A study on the effect of print parameters on the internal structural quality of 316 L samples printed via laser powder bed fusion: Experimental and algorithmic approach

Abstract

AbstractThis work aims to establish a quality assurance methodology for additively manufactured (AM) samples, produced from laser powder bed fusion (LPBF) method. The method incorporates resonance frequency method (RFM), where reference samples from wrought 316 L will be used to establish a data‐base with a set of reference frequencies. The data‐base is enhanced further with simulated frequencies, via FEM method, which was carried out on samples with the same dimensions and material properties as those of the reference.
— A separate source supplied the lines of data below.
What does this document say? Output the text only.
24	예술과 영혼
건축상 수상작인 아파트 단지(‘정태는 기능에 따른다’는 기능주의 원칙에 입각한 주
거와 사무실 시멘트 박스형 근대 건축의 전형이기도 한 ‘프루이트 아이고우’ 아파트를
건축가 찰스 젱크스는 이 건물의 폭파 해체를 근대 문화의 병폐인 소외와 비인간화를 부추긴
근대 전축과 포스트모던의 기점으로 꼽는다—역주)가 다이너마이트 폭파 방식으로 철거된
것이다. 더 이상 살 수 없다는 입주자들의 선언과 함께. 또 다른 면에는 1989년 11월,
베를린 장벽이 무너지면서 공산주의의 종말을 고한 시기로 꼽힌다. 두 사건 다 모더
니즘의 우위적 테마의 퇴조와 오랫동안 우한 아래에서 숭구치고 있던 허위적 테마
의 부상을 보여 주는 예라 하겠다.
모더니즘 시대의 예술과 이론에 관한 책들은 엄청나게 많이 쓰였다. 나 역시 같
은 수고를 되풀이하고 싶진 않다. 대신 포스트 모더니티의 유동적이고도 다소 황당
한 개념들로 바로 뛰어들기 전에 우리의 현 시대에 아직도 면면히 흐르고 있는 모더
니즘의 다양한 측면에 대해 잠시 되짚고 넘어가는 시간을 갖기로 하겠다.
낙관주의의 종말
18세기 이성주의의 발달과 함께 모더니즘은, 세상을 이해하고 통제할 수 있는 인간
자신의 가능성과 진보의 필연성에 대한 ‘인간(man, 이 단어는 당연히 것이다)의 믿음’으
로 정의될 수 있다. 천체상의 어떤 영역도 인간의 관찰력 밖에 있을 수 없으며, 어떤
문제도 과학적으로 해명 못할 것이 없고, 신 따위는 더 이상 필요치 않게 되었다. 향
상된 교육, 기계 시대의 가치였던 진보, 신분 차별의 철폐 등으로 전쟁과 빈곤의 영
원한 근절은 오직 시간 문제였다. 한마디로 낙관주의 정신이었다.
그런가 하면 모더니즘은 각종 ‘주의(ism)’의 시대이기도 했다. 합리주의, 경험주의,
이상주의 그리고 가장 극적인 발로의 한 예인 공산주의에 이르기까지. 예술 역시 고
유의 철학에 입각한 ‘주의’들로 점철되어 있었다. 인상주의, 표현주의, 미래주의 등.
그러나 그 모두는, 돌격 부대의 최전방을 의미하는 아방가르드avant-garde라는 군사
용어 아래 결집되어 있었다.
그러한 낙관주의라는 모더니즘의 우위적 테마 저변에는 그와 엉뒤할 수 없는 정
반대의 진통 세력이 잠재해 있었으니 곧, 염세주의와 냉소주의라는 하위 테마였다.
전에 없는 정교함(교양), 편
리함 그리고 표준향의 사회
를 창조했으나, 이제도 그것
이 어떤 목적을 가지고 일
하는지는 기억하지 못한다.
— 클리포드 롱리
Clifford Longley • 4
The quality of LPBF samples were benchmarked against this database. Four sets of LPBF samples (termed as A, B, C, and D) were printed with different parameters, and their densities were measured to understand deviations from the reference database. It was observed that Set‐C had the least drop in density of approx. 0.65% when compared to the wrought samples. Microscopic analysis revealed that the melt pools were clearly visible in all the samples, with no significant effect from different print parameters. Subsequently RFM was performed on all the sets and clear shifts in frequencies observed. Set‐C had the least deviation when compared to the reference (averaged at 200 Hz), whereas it was 250, 300, and 400 Hz for Set‐D, Set‐A and Set‐B respectively. There are several reasons for the frequency shift, the presence of porosity being one of them. Set‐B had the highest concentration of porosity in the ‐YZ plane. An algorithm was developed to sort the samples based on the frequency shifts seen from those of the samples from wrought 316 L. The sorting methodology was based on the shift frequencies, and the farther the sift is from the wrought the worst it get in terms of quality. The algorithm, which is programmed based on this methodology, was tested on a new set of LPBF samples and its effectiveness validated.